RaindeerDawg wrote on September 9, 2007 2:38 AM:

November 2008 can not come soon enough. Donny is going to be ousted. You can get away with some pretty slimey stuff in this state, but Alaskans are coming together and organizing to get this man out of office. Hold tight America, we're working on it.

AlaskaVet wrote on September 10, 2007 12:04 AM:

Yes, DY is history. He will either: a) resign; b) decline to run for re-election; or, c) run and get beaten badly by Jake Metcalfe. The distinct possibility of indictment and trial for his illegal and unethical abuse of power will instruct which of these options occur. Meanwhile, the only remaining mystery is whether he will do hard time.

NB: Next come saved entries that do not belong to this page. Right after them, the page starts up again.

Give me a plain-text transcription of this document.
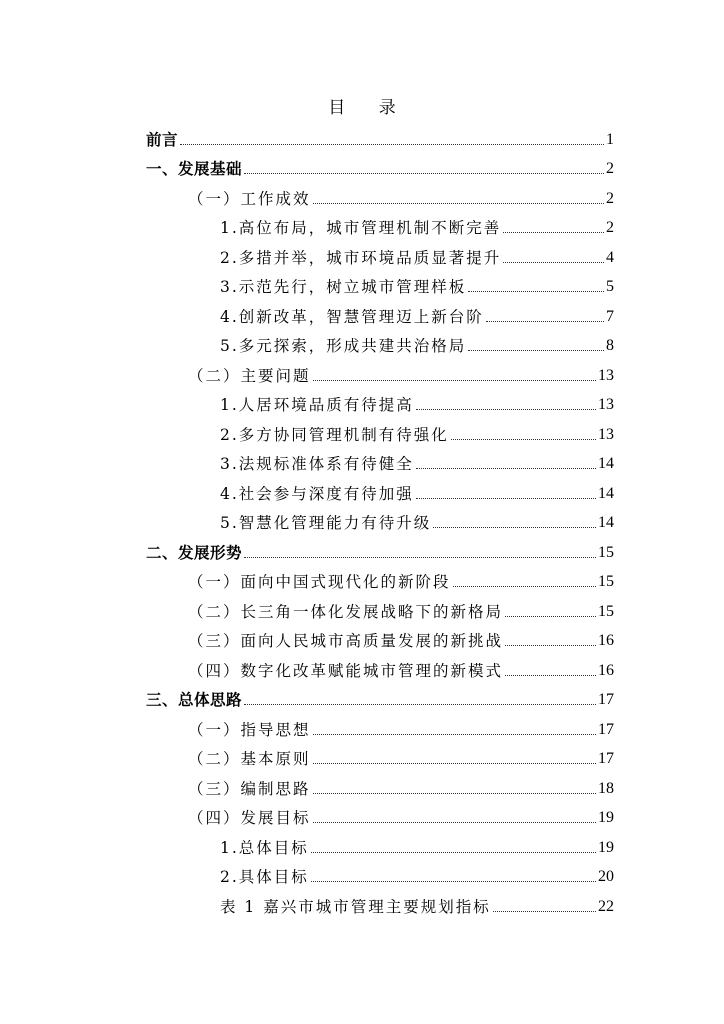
目 录
前言	1
一、发展基础	2
（一）工作成效	2
1.高位布局，城市管理机制不断完善	2
2.多措并举，城市环境品质显著提升	4
3.示范先行，树立城市管理样板	5
4.创新改革，智慧管理迈上新台阶	7
5.多元探索，形成共建共治格局	8
（二）主要问题	13
1.人居环境品质有待提高	13
2.多方协同管理机制有待强化	13
3.法规标准体系有待健全	14
4.社会参与深度有待加强	14
5.智慧化管理能力有待升级	14
二、发展形势	15
（一）面向中国式现代化的新阶段	15
（二）长三角一体化发展战略下的新格局	15
（三）面向人民城市高质量发展的新挑战	16
（四）数字化改革赋能城市管理的新模式	16
三、总体思路	17
（一）指导思想	17
（二）基本原则	17
（三）编制思路	18
（四）发展目标	19
1.总体目标	19
2.具体目标	20
表 1 嘉兴市城市管理主要规划指标	22
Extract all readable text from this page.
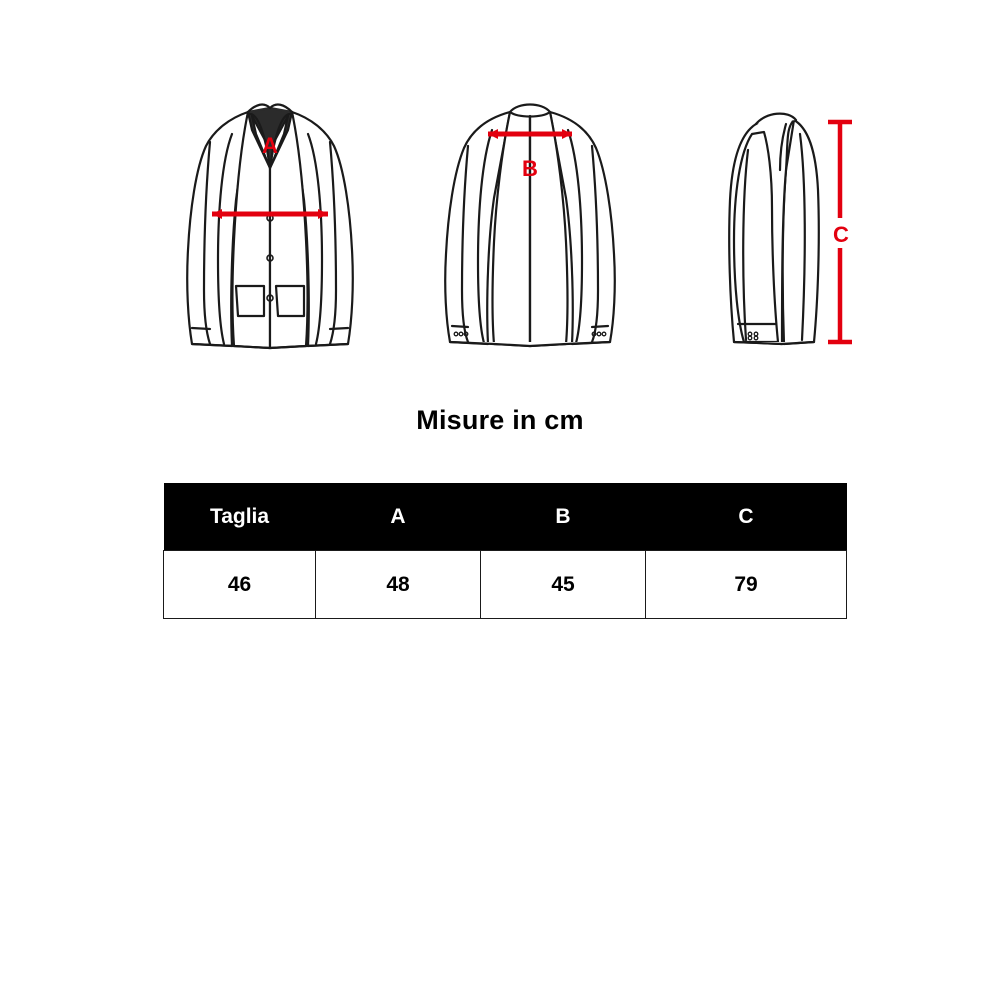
A
B
C
Misure in cm
Taglia	A	B	C
46	48	45	79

Richard M. Mathews wrote on September 11, 2007 6:07 PM:

The application of the Field decision is not appropriate here.

In Field, it was argued that because one provision was left out of the final bill, the entire act must be nullified. In particular, plaintiffs hoped that because a provision related to tobacco was left out, a tax on textiles should be invalidated. This argument was quite reasonably rejected by the Court.

I have not heard anyone argue that because this one appropriation was changed by Rep. Young following passage of the bill that the entire bill must be thrown out. There is no doubt that the remainder of the appropriations bill is valid.

If the question is more narrowly put as to which version of this particular provision should be put into effect, then the Field decision gives no answer.